Of course, she doesn’t always give up when she isn’t understood; sometimes she has a tantrum. It’s often hard to figure out what sets her off, and it’s always hard to decide what to do next. Colleagues and friends who don’t know Rachel tend to say things like “Well, I’ve got a 15-year-old in my house who still has tantrums.” It is not the same. Having thought about this at length in an objective, scientific manner while my blood is racing, my ears are pounding, and my hair is being pulled out of my head, I conclude that there is a fundamental difference between a “regular” child’s tantrum caused by hunger, fatigue, or a fine sense of dramatic manipulation and Rachel’s tantrums caused by her rage at the world’s failure to understand her or explain to her why she can’t have what she wants. Then again, maybe it’s just a 2-year-old’s tantrum in a 7-year-old body.
“Rachel, Daddy is leaving. Can you say bye-bye Daddy?”

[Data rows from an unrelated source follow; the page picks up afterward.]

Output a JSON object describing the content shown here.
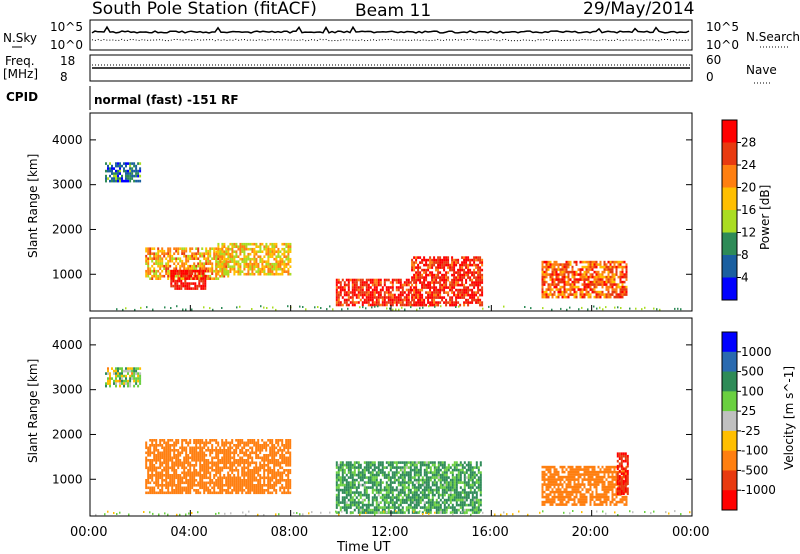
{
  "header": {
    "station": "South Pole Station (fitACF)",
    "beam": "Beam 11",
    "date": "29/May/2014"
  },
  "sky_panel": {
    "left_label": "N.Sky",
    "right_label": "N.Search",
    "left_ticks": [
      "10^5",
      "10^0"
    ],
    "right_ticks": [
      "10^5",
      "10^0"
    ]
  },
  "freq_panel": {
    "label_line1": "Freq.",
    "label_line2": "[MHz]",
    "right_label": "Nave",
    "left_ticks": [
      "18",
      "8"
    ],
    "right_ticks": [
      "60",
      "0"
    ]
  },
  "cpid": {
    "label": "CPID",
    "value": "normal (fast) -151 RF"
  },
  "power_panel": {
    "ylabel": "Slant Range [km]",
    "yticks": [
      "4000",
      "3000",
      "2000",
      "1000"
    ],
    "colorbar_label": "Power [dB]",
    "colorbar_ticks": [
      "28",
      "24",
      "20",
      "16",
      "12",
      "8",
      "4"
    ],
    "colorbar_colors": [
      "#ff0000",
      "#e83a10",
      "#ff7f10",
      "#ffbf00",
      "#aadd22",
      "#2e8b57",
      "#1a5fa0",
      "#0000ff"
    ]
  },
  "velocity_panel": {
    "ylabel": "Slant Range [km]",
    "yticks": [
      "4000",
      "3000",
      "2000",
      "1000"
    ],
    "colorbar_label": "Velocity [m s^-1]",
    "colorbar_ticks": [
      "1000",
      "500",
      "100",
      "25",
      "-25",
      "-100",
      "-500",
      "-1000"
    ],
    "colorbar_colors": [
      "#0000ff",
      "#2a6ab0",
      "#2e8b57",
      "#6ad040",
      "#c0c0c0",
      "#ffbf00",
      "#ff7f10",
      "#e83a10",
      "#ff0000"
    ]
  },
  "xaxis": {
    "label": "Time UT",
    "ticks": [
      "00:00",
      "04:00",
      "08:00",
      "12:00",
      "16:00",
      "20:00",
      "00:00"
    ]
  },
  "chart_data": {
    "type": "heatmap",
    "x_range_hours": [
      0,
      24
    ],
    "y_range_km": [
      180,
      4600
    ],
    "power_blobs": [
      {
        "t_start": 0.6,
        "t_end": 2.0,
        "r_low": 3100,
        "r_high": 3500,
        "value_db": 6
      },
      {
        "t_start": 2.2,
        "t_end": 5.5,
        "r_low": 900,
        "r_high": 1600,
        "value_db": 18
      },
      {
        "t_start": 3.2,
        "t_end": 4.6,
        "r_low": 700,
        "r_high": 1100,
        "value_db": 28
      },
      {
        "t_start": 5.0,
        "t_end": 8.0,
        "r_low": 1000,
        "r_high": 1700,
        "value_db": 16
      },
      {
        "t_start": 9.8,
        "t_end": 12.8,
        "r_low": 300,
        "r_high": 900,
        "value_db": 26
      },
      {
        "t_start": 12.8,
        "t_end": 15.6,
        "r_low": 300,
        "r_high": 1400,
        "value_db": 26
      },
      {
        "t_start": 18.0,
        "t_end": 21.4,
        "r_low": 500,
        "r_high": 1300,
        "value_db": 22
      }
    ],
    "velocity_blobs": [
      {
        "t_start": 0.6,
        "t_end": 2.0,
        "r_low": 3100,
        "r_high": 3500,
        "value_ms": 25
      },
      {
        "t_start": 2.2,
        "t_end": 8.0,
        "r_low": 700,
        "r_high": 1900,
        "value_ms": -300
      },
      {
        "t_start": 9.8,
        "t_end": 15.6,
        "r_low": 250,
        "r_high": 1400,
        "value_ms": 150
      },
      {
        "t_start": 18.0,
        "t_end": 21.4,
        "r_low": 450,
        "r_high": 1300,
        "value_ms": -300
      },
      {
        "t_start": 21.0,
        "t_end": 21.4,
        "r_low": 700,
        "r_high": 1600,
        "value_ms": -1000
      }
    ]
  }
}
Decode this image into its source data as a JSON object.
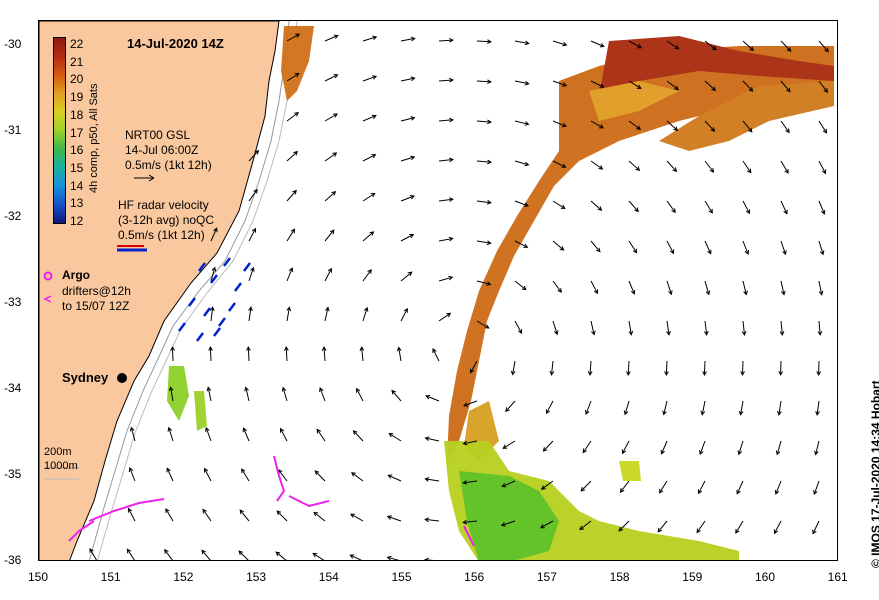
{
  "title": "14-Jul-2020 14Z",
  "colorbar": {
    "labels": [
      "22",
      "21",
      "20",
      "19",
      "18",
      "17",
      "16",
      "15",
      "14",
      "13",
      "12"
    ],
    "title": "4h comp, p50, All Sats"
  },
  "legend": {
    "gsl_line1": "NRT00 GSL",
    "gsl_line2": "14-Jul 06:00Z",
    "gsl_line3": "0.5m/s (1kt 12h)",
    "hf_line1": "HF radar velocity",
    "hf_line2": "(3-12h avg) noQC",
    "hf_line3": "0.5m/s (1kt 12h)",
    "argo_label": "Argo",
    "drifters_line1": "drifters@12h",
    "drifters_line2": "to 15/07 12Z",
    "isobath_200": "200m",
    "isobath_1000": "1000m"
  },
  "city": "Sydney",
  "credit": "© IMOS 17-Jul-2020 14:34 Hobart",
  "x_ticks": [
    "150",
    "151",
    "152",
    "153",
    "154",
    "155",
    "156",
    "157",
    "158",
    "159",
    "160",
    "161"
  ],
  "y_ticks": [
    "-30",
    "-31",
    "-32",
    "-33",
    "-34",
    "-35",
    "-36"
  ],
  "colors": {
    "land": "#fac89e",
    "arrow": "#000000",
    "hf_arrow": "#0022cc",
    "drifter": "#ee22ee",
    "warm": "#b04010",
    "cool": "#66cc22"
  }
}
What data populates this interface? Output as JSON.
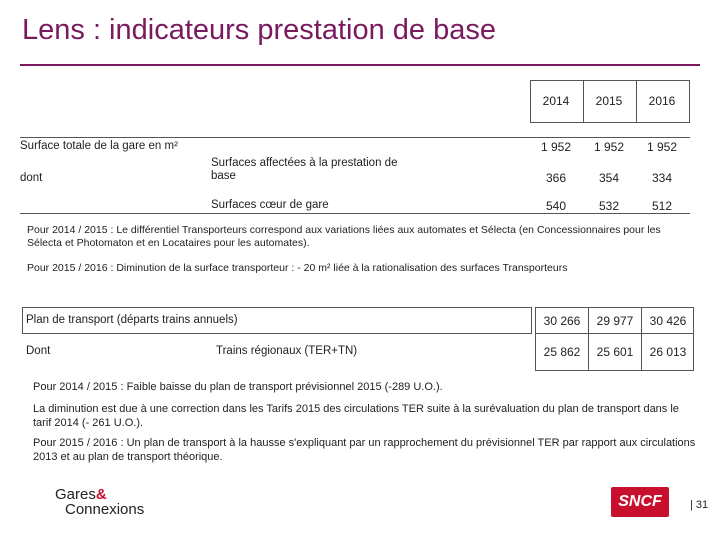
{
  "title": "Lens : indicateurs prestation de base",
  "table1": {
    "years": [
      "2014",
      "2015",
      "2016"
    ],
    "total_label": "Surface totale de la gare en m²",
    "total_values": [
      "1 952",
      "1 952",
      "1 952"
    ],
    "dont_label": "dont",
    "row1_label": "Surfaces affectées à la prestation de base",
    "row1_values": [
      "366",
      "354",
      "334"
    ],
    "row2_label": "Surfaces cœur de gare",
    "row2_values": [
      "540",
      "532",
      "512"
    ]
  },
  "notes1": {
    "n1": "Pour 2014 / 2015 : Le différentiel Transporteurs correspond aux variations liées aux automates et Sélecta (en Concessionnaires pour les Sélecta et Photomaton et en Locataires pour les automates).",
    "n2": "Pour 2015 / 2016 : Diminution de la surface transporteur : - 20 m² liée à la rationalisation des surfaces Transporteurs"
  },
  "table2": {
    "plan_label": "Plan de transport (départs trains annuels)",
    "plan_values": [
      "30 266",
      "29 977",
      "30 426"
    ],
    "dont_label": "Dont",
    "ter_label": "Trains régionaux (TER+TN)",
    "ter_values": [
      "25 862",
      "25 601",
      "26 013"
    ]
  },
  "notes2": {
    "n1": "Pour 2014 / 2015 : Faible baisse du plan de transport prévisionnel 2015 (-289 U.O.).",
    "n2": "La diminution est due à une correction dans les Tarifs 2015 des circulations TER suite à la surévaluation du plan de transport dans le tarif 2014 (- 261 U.O.).",
    "n3": "Pour 2015 / 2016 : Un plan de transport à la hausse s'expliquant par un rapprochement du prévisionnel TER par rapport aux circulations 2013 et au plan de transport théorique."
  },
  "footer": {
    "logo_line1": "Gares",
    "logo_amp": "&",
    "logo_line2": "Connexions",
    "sncf": "SNCF",
    "page": "| 31"
  }
}
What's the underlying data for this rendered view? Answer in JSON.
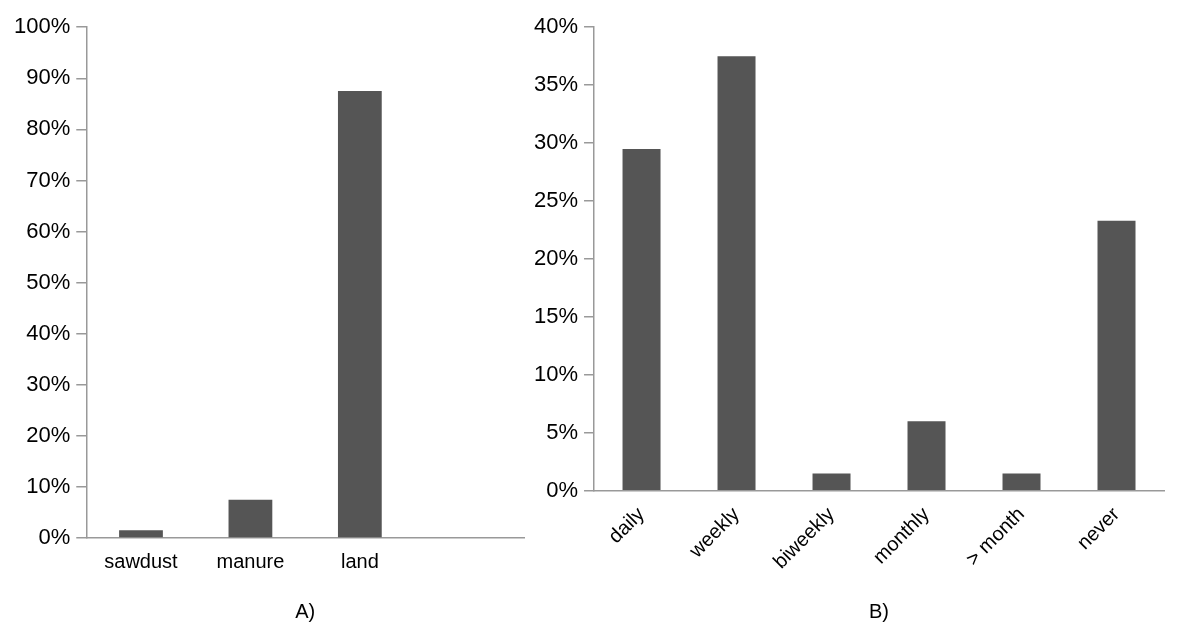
{
  "chart_data": [
    {
      "type": "bar",
      "xlabel": "A)",
      "categories": [
        "sawdust",
        "manure",
        "land",
        null
      ],
      "values": [
        1.5,
        7.5,
        87.5,
        null
      ],
      "color": "#555555",
      "ylim": [
        0,
        100
      ],
      "yticks": [
        {
          "value": 0,
          "label": "0%"
        },
        {
          "value": 10,
          "label": "10%"
        },
        {
          "value": 20,
          "label": "20%"
        },
        {
          "value": 30,
          "label": "30%"
        },
        {
          "value": 40,
          "label": "40%"
        },
        {
          "value": 50,
          "label": "50%"
        },
        {
          "value": 60,
          "label": "60%"
        },
        {
          "value": 70,
          "label": "70%"
        },
        {
          "value": 80,
          "label": "80%"
        },
        {
          "value": 90,
          "label": "90%"
        },
        {
          "value": 100,
          "label": "100%"
        }
      ],
      "grid": false,
      "legend": false
    },
    {
      "type": "bar",
      "xlabel": "B)",
      "categories": [
        "daily",
        "weekly",
        "biweekly",
        "monthly",
        "> month",
        "never"
      ],
      "values": [
        29.5,
        37.5,
        1.5,
        6,
        1.5,
        23.3
      ],
      "color": "#555555",
      "ylim": [
        0,
        40
      ],
      "yticks": [
        {
          "value": 0,
          "label": "0%"
        },
        {
          "value": 5,
          "label": "5%"
        },
        {
          "value": 10,
          "label": "10%"
        },
        {
          "value": 15,
          "label": "15%"
        },
        {
          "value": 20,
          "label": "20%"
        },
        {
          "value": 25,
          "label": "25%"
        },
        {
          "value": 30,
          "label": "30%"
        },
        {
          "value": 35,
          "label": "35%"
        },
        {
          "value": 40,
          "label": "40%"
        }
      ],
      "grid": false,
      "legend": false
    }
  ]
}
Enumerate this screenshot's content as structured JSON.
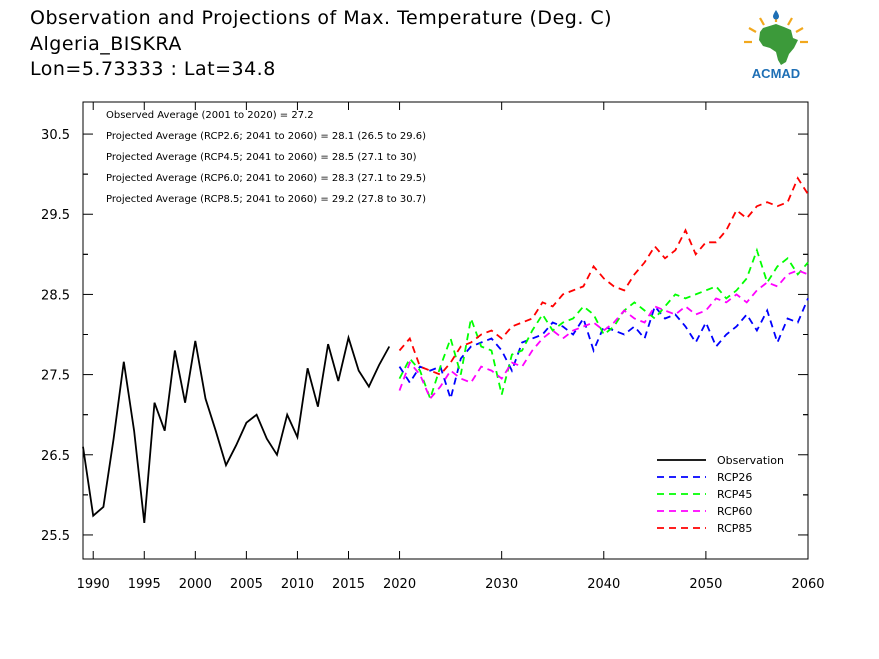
{
  "header": {
    "title": "Observation and Projections of Max. Temperature (Deg. C)",
    "station": "Algeria_BISKRA",
    "coords": "Lon=5.73333 : Lat=34.8"
  },
  "logo": {
    "text": "ACMAD"
  },
  "chart_data": {
    "type": "line",
    "xlim": [
      1989,
      2060
    ],
    "ylim": [
      25.2,
      30.9
    ],
    "x_ticks": [
      1990,
      1995,
      2000,
      2005,
      2010,
      2015,
      2020,
      2030,
      2040,
      2050,
      2060
    ],
    "y_ticks": [
      25.5,
      26.5,
      27.5,
      28.5,
      29.5,
      30.5
    ],
    "annotations": [
      "Observed Average (2001 to 2020) = 27.2",
      "Projected Average (RCP2.6; 2041 to 2060) = 28.1 (26.5 to 29.6)",
      "Projected Average (RCP4.5; 2041 to 2060) = 28.5 (27.1 to 30)",
      "Projected Average (RCP6.0; 2041 to 2060) = 28.3 (27.1 to 29.5)",
      "Projected Average (RCP8.5; 2041 to 2060) = 29.2 (27.8 to 30.7)"
    ],
    "legend_position": "bottom-right",
    "series": [
      {
        "name": "Observation",
        "color": "#000000",
        "dash": false,
        "x": [
          1989,
          1990,
          1991,
          1992,
          1993,
          1994,
          1995,
          1996,
          1997,
          1998,
          1999,
          2000,
          2001,
          2002,
          2003,
          2004,
          2005,
          2006,
          2007,
          2008,
          2009,
          2010,
          2011,
          2012,
          2013,
          2014,
          2015,
          2016,
          2017,
          2018,
          2019
        ],
        "y": [
          26.6,
          25.74,
          25.85,
          26.7,
          27.66,
          26.8,
          25.65,
          27.15,
          26.8,
          27.8,
          27.15,
          27.92,
          27.2,
          26.8,
          26.37,
          26.62,
          26.9,
          27.0,
          26.7,
          26.5,
          27.0,
          26.72,
          27.58,
          27.1,
          27.88,
          27.42,
          27.96,
          27.55,
          27.35,
          27.62,
          27.85
        ]
      },
      {
        "name": "RCP26",
        "color": "#0000ff",
        "dash": true,
        "x": [
          2020,
          2021,
          2022,
          2023,
          2024,
          2025,
          2026,
          2027,
          2028,
          2029,
          2030,
          2031,
          2032,
          2033,
          2034,
          2035,
          2036,
          2037,
          2038,
          2039,
          2040,
          2041,
          2042,
          2043,
          2044,
          2045,
          2046,
          2047,
          2048,
          2049,
          2050,
          2051,
          2052,
          2053,
          2054,
          2055,
          2056,
          2057,
          2058,
          2059,
          2060
        ],
        "y": [
          27.6,
          27.4,
          27.6,
          27.55,
          27.6,
          27.2,
          27.7,
          27.85,
          27.9,
          27.95,
          27.8,
          27.55,
          27.9,
          27.95,
          28.0,
          28.15,
          28.1,
          28.0,
          28.2,
          27.8,
          28.1,
          28.05,
          28.0,
          28.1,
          27.95,
          28.35,
          28.2,
          28.25,
          28.1,
          27.9,
          28.15,
          27.85,
          28.0,
          28.1,
          28.25,
          28.05,
          28.3,
          27.9,
          28.2,
          28.15,
          28.45
        ]
      },
      {
        "name": "RCP45",
        "color": "#00ff00",
        "dash": true,
        "x": [
          2020,
          2021,
          2022,
          2023,
          2024,
          2025,
          2026,
          2027,
          2028,
          2029,
          2030,
          2031,
          2032,
          2033,
          2034,
          2035,
          2036,
          2037,
          2038,
          2039,
          2040,
          2041,
          2042,
          2043,
          2044,
          2045,
          2046,
          2047,
          2048,
          2049,
          2050,
          2051,
          2052,
          2053,
          2054,
          2055,
          2056,
          2057,
          2058,
          2059,
          2060
        ],
        "y": [
          27.45,
          27.7,
          27.55,
          27.2,
          27.6,
          27.95,
          27.5,
          28.2,
          27.85,
          27.8,
          27.25,
          27.75,
          27.8,
          28.05,
          28.25,
          28.05,
          28.15,
          28.2,
          28.35,
          28.25,
          28.0,
          28.1,
          28.3,
          28.4,
          28.3,
          28.2,
          28.35,
          28.5,
          28.45,
          28.5,
          28.55,
          28.6,
          28.45,
          28.55,
          28.7,
          29.05,
          28.65,
          28.85,
          28.95,
          28.75,
          28.9
        ]
      },
      {
        "name": "RCP60",
        "color": "#ff00ff",
        "dash": true,
        "x": [
          2020,
          2021,
          2022,
          2023,
          2024,
          2025,
          2026,
          2027,
          2028,
          2029,
          2030,
          2031,
          2032,
          2033,
          2034,
          2035,
          2036,
          2037,
          2038,
          2039,
          2040,
          2041,
          2042,
          2043,
          2044,
          2045,
          2046,
          2047,
          2048,
          2049,
          2050,
          2051,
          2052,
          2053,
          2054,
          2055,
          2056,
          2057,
          2058,
          2059,
          2060
        ],
        "y": [
          27.3,
          27.65,
          27.5,
          27.2,
          27.35,
          27.55,
          27.45,
          27.4,
          27.6,
          27.55,
          27.45,
          27.65,
          27.6,
          27.8,
          27.95,
          28.05,
          27.95,
          28.05,
          28.1,
          28.15,
          28.05,
          28.15,
          28.3,
          28.2,
          28.15,
          28.35,
          28.3,
          28.25,
          28.35,
          28.25,
          28.3,
          28.45,
          28.4,
          28.5,
          28.4,
          28.55,
          28.65,
          28.6,
          28.75,
          28.8,
          28.75
        ]
      },
      {
        "name": "RCP85",
        "color": "#ff0000",
        "dash": true,
        "x": [
          2020,
          2021,
          2022,
          2023,
          2024,
          2025,
          2026,
          2027,
          2028,
          2029,
          2030,
          2031,
          2032,
          2033,
          2034,
          2035,
          2036,
          2037,
          2038,
          2039,
          2040,
          2041,
          2042,
          2043,
          2044,
          2045,
          2046,
          2047,
          2048,
          2049,
          2050,
          2051,
          2052,
          2053,
          2054,
          2055,
          2056,
          2057,
          2058,
          2059,
          2060
        ],
        "y": [
          27.8,
          27.95,
          27.6,
          27.55,
          27.5,
          27.65,
          27.85,
          27.9,
          28.0,
          28.05,
          27.95,
          28.1,
          28.15,
          28.2,
          28.4,
          28.35,
          28.5,
          28.55,
          28.6,
          28.85,
          28.7,
          28.6,
          28.55,
          28.75,
          28.9,
          29.1,
          28.95,
          29.05,
          29.3,
          29.0,
          29.15,
          29.15,
          29.3,
          29.55,
          29.45,
          29.6,
          29.65,
          29.6,
          29.65,
          29.95,
          29.75
        ]
      }
    ]
  }
}
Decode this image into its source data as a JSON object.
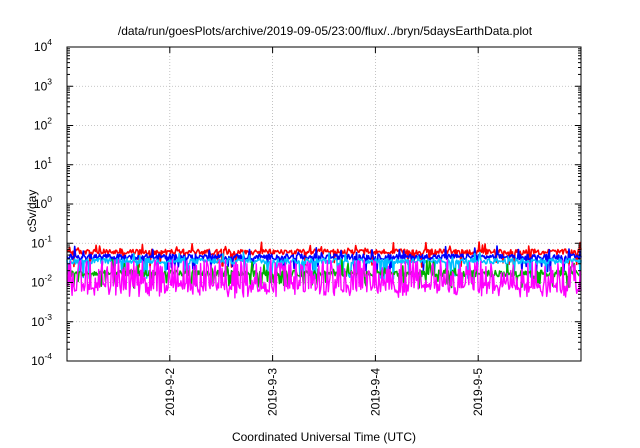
{
  "chart_data": {
    "type": "line",
    "title": "/data/run/goesPlots/archive/2019-09-05/23:00/flux/../bryn/5daysEarthData.plot",
    "xlabel": "Coordinated Universal Time (UTC)",
    "ylabel": "cSv/day",
    "y_scale": "log",
    "xlim": [
      "2019-09-01T00:00",
      "2019-09-06T00:00"
    ],
    "ylim": [
      0.0001,
      10000
    ],
    "x_ticks": [
      "2019-9-2",
      "2019-9-3",
      "2019-9-4",
      "2019-9-5"
    ],
    "x_tick_values": [
      "2019-09-02T00:00",
      "2019-09-03T00:00",
      "2019-09-04T00:00",
      "2019-09-05T00:00"
    ],
    "y_ticks": [
      {
        "value": 10000,
        "base": "10",
        "exp": "4"
      },
      {
        "value": 1000,
        "base": "10",
        "exp": "3"
      },
      {
        "value": 100,
        "base": "10",
        "exp": "2"
      },
      {
        "value": 10,
        "base": "10",
        "exp": "1"
      },
      {
        "value": 1,
        "base": "10",
        "exp": "0"
      },
      {
        "value": 0.1,
        "base": "10",
        "exp": "-1"
      },
      {
        "value": 0.01,
        "base": "10",
        "exp": "-2"
      },
      {
        "value": 0.001,
        "base": "10",
        "exp": "-3"
      },
      {
        "value": 0.0001,
        "base": "10",
        "exp": "-4"
      }
    ],
    "grid": true,
    "legend": "none",
    "series": [
      {
        "color": "#ff0000",
        "typical": 0.06,
        "spread_decades": 0.07,
        "dip_low": 0.03,
        "dip_probability": 0.05,
        "spike_high": 0.11
      },
      {
        "color": "#0000ff",
        "typical": 0.045,
        "spread_decades": 0.07,
        "dip_low": 0.022,
        "dip_probability": 0.06,
        "spike_high": 0.085
      },
      {
        "color": "#00bfff",
        "typical": 0.035,
        "spread_decades": 0.07,
        "dip_low": 0.015,
        "dip_probability": 0.08,
        "spike_high": 0.06
      },
      {
        "color": "#00b000",
        "typical": 0.017,
        "spread_decades": 0.08,
        "dip_low": 0.009,
        "dip_probability": 0.1,
        "spike_high": 0.04
      },
      {
        "color": "#ff00ff",
        "typical": 0.0075,
        "spread_decades": 0.12,
        "dip_low": 0.005,
        "dip_probability": 0.1,
        "spike_high": 0.038,
        "spike_probability": 0.45
      }
    ]
  }
}
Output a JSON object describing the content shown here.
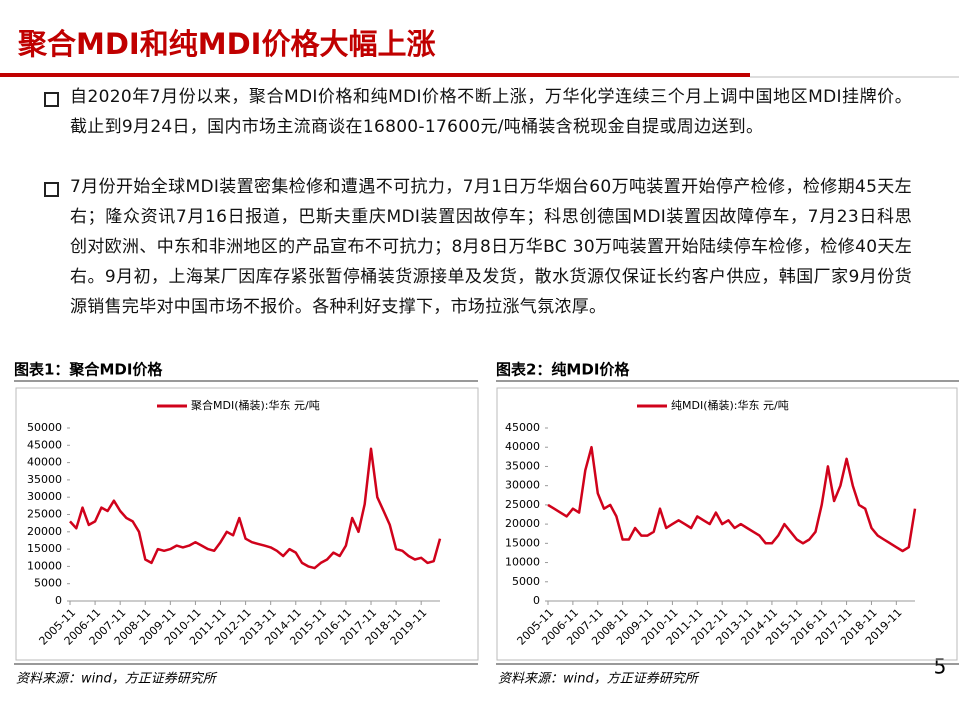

She doesn’t say it. She doesn’t really even look up when I leave, although I’m told that she sometimes runs around the house shouting, “Daddy! Daddy!” after I’ve gone. Some friends and acquaintances think we’re heroes for “all we’ve done” for Rachel. Others would rather not think about it at all. I don’t feel like a hero, because I didn’t volunteer for this job. Most of the time, I’m not sad about Rachel because she learns, loves, and is often happy. But sometimes, in the morning as I prepare to leave for work, I hope that she will say “Hi, Daddy.”